Fuentes shook his head. “I don’t know how much more of this cop-slamming any of us can take.”

Too often, Kearns was overhearing complaints from his team. The vicap forms were too long, took forever to fill out. No one wanted to be bothered, and what was the use anyway? Kearns praised his task force when he could, and gave them shit when he had to, though recently, the latter was more the norm. If he had to offer them chocolate cake, then stab them with the fork, well, that was an inconsistency they would have to live with. Kearns was determined there would be no repeat of the Green River Killer fiasco, the Seattle madman who eluded capture because of monstrous egos and law enforcement’s refusal to share information between jurisdictions. All the cracks would be sealed, and if it took a rainforest of
paperwork and thousands of telephone calls, that was a price worth paying.

Kearns stared at the sheet of yellow paper he’d been doodling on. The page was covered with drawings of spiders.
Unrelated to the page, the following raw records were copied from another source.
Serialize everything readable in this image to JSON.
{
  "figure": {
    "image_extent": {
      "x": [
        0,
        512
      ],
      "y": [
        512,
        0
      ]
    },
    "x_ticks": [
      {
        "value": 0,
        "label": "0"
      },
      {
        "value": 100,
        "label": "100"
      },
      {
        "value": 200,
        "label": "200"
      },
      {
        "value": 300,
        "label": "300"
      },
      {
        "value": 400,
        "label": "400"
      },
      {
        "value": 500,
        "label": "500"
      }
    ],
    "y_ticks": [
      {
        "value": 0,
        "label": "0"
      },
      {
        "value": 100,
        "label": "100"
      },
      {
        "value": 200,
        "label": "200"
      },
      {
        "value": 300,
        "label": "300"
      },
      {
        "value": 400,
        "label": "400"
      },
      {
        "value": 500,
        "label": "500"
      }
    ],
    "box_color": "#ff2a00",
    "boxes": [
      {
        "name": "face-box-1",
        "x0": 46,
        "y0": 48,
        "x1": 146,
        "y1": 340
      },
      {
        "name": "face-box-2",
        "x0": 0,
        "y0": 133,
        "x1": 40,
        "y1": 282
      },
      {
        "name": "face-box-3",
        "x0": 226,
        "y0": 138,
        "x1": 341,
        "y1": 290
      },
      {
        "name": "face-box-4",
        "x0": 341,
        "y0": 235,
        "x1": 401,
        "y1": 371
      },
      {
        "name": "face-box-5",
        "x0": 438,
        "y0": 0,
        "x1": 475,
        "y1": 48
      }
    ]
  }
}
“Your artwork’s improving, Jimmy, but it’s getting us nowhere,” Fuentes said.

Fuentes, along with everyone else, was fed up with the investigation’s inertia. Kearns saw the stress building daily, and now Fuentes was in it up to his eyeballs, with much of his frustration directed at Kearns. “Let’s go over what we’ve got and see if anything fresh surfaces,” he said, the futility of the suggestion clear in his voice.